The sections were introduced in the Income Tax Act, Value Added Tax Act, Excise Duty Act, Miscellaneous Fees and Levies Act, Kenya Revenue Authority Act, Retirement Benefits Act, Alcoholic Drinks Control Act of 2010, Special Economic Zones Act and Export Processing Zones Act.

They were of the view that parliament should give written reasons why it rejected proposals from Kenyans as a way of promoting transparency. They observed that it would be in vain to ask for comments then walk away as if nothing had happened.

In the case, the court heard that those who opposed Finance Act 2023 were never given a reason why Members of Parliament never considered their voices.

“It would be strange indeed if the principles of participatory democracy and consultation are to operate only when the public are invited to give their views, then they vanish at the crucial stage when the general principles of the original statute are being converted into operational standards and procedures, only to re-surface at the stage of the implementation of the provisions impacting on specific individuals without any explanation as to why their views were rejected,” the court ruled.

They however declined to rule on the Housing Levy after finding government had amended the law this year. In the meantime, the court affirmed that the National Assembly did not need concurrence from the Senate to enact finance laws.

The six cases challenged Kenya Kwanza’s Sh3.6 trillion budget. After Parliament’s majority had their way by passing the Finance Bill into law, it defended the same to have been legal and above board.
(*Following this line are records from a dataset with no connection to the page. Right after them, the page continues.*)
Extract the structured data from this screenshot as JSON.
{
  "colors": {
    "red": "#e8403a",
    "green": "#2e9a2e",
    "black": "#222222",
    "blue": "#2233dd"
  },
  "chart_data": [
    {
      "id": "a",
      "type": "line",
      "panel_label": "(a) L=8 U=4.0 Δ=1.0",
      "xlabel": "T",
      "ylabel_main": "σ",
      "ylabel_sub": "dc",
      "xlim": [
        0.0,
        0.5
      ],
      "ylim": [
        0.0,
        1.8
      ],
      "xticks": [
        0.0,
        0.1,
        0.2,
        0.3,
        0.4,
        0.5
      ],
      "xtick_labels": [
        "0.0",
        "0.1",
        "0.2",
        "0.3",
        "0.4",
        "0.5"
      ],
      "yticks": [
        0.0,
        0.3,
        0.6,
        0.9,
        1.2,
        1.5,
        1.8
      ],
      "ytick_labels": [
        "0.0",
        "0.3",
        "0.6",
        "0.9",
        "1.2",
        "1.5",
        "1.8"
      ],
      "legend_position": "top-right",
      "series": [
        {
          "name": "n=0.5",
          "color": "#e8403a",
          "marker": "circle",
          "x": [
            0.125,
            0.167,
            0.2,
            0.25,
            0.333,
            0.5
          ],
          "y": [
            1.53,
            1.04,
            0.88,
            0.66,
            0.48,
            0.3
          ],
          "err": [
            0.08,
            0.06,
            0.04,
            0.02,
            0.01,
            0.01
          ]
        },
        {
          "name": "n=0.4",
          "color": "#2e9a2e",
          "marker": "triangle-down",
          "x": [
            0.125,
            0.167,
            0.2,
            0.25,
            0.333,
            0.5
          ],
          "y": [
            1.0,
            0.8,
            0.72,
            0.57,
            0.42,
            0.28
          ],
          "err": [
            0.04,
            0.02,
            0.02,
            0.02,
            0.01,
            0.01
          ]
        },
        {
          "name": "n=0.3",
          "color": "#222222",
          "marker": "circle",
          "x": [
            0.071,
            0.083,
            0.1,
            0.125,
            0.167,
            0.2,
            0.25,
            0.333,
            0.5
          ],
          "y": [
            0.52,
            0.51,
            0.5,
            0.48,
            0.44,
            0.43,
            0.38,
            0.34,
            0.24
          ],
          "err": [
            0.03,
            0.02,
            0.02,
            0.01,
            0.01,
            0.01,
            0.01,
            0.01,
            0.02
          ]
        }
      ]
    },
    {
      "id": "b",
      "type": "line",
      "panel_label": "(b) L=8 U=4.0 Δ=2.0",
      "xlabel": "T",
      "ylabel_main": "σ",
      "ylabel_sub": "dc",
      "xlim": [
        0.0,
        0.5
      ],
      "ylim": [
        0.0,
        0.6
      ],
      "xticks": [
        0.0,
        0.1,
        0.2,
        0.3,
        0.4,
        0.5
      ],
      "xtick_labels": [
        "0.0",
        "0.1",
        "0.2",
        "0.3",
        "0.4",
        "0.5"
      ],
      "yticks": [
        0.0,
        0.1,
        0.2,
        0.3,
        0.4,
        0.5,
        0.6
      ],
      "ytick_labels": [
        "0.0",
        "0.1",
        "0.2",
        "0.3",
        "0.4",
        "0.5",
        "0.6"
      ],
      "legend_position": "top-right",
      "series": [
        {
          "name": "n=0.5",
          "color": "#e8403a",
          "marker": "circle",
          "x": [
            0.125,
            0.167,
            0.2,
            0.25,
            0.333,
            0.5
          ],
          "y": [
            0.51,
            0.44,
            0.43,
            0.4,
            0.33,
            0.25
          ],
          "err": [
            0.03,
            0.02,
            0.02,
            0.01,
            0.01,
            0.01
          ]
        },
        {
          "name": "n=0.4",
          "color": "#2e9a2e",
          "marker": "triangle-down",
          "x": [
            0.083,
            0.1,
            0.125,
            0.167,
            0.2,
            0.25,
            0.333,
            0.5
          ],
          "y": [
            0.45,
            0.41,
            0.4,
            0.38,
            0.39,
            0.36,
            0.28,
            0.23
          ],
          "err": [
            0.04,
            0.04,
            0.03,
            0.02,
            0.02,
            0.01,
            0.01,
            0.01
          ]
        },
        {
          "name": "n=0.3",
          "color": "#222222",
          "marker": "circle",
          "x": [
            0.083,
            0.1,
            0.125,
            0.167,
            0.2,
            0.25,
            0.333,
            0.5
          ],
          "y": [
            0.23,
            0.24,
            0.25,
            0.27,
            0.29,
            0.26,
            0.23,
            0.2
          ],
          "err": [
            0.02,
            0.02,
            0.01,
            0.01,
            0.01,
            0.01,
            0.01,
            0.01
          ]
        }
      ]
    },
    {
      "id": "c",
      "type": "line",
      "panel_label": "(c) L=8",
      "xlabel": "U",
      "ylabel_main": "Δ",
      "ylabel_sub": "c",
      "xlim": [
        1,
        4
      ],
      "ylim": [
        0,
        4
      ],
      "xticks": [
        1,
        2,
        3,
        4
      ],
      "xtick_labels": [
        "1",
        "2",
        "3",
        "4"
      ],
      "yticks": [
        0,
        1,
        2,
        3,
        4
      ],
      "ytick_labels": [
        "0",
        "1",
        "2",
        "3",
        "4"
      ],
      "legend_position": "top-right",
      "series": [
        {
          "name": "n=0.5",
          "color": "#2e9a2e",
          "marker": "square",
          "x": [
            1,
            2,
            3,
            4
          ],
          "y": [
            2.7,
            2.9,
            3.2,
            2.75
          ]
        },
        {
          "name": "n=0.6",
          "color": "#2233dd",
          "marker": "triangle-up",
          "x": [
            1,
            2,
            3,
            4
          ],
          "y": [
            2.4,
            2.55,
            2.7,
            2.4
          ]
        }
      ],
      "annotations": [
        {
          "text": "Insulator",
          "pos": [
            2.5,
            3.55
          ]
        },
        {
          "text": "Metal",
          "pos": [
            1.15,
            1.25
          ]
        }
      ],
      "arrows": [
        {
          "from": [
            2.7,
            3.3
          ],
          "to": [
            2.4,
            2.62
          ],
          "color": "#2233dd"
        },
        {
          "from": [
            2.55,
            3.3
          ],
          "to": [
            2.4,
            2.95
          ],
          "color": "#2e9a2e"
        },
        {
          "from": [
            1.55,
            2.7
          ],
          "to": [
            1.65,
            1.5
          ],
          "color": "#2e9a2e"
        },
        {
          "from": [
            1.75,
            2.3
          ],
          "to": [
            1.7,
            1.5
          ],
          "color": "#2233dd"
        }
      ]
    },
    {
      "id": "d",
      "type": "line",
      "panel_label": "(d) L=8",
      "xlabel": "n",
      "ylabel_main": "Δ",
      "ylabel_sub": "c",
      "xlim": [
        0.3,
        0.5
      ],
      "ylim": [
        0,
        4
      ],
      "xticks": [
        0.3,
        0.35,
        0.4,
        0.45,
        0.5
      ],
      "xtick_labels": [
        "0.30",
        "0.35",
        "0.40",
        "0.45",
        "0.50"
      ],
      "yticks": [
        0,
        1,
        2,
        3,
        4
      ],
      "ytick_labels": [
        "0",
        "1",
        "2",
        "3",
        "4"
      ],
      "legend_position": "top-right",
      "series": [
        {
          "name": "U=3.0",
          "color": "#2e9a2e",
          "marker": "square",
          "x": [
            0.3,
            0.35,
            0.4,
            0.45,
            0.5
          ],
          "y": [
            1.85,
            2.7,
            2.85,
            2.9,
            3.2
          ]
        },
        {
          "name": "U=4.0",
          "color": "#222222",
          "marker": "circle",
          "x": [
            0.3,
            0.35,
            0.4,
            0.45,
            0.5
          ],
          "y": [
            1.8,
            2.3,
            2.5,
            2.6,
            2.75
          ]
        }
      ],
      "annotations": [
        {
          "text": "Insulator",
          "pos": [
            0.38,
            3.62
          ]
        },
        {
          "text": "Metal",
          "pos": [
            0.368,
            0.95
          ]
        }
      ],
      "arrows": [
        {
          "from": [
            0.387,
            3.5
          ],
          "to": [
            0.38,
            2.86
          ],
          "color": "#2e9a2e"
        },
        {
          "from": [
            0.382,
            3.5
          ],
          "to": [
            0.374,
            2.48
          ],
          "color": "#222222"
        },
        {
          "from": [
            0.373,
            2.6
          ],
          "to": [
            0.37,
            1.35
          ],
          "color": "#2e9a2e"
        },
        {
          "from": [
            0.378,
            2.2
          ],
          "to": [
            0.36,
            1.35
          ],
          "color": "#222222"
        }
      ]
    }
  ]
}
Its lawyer George Murugara argued that taxation is a policy decision that rests with the legislature. He argued that courts had no powers to interfere with the exercise or the outcome of the process.

The cases were filed by Omtatah, Peter Agoro, Paul Saoke, Clement Onyango and Association of Alcoholic Beverages, Law Society of Kenya, Eliud Matindi, Victor Okuna, Azimio, Kenya Human Rights Commission and Katiba Institute among others.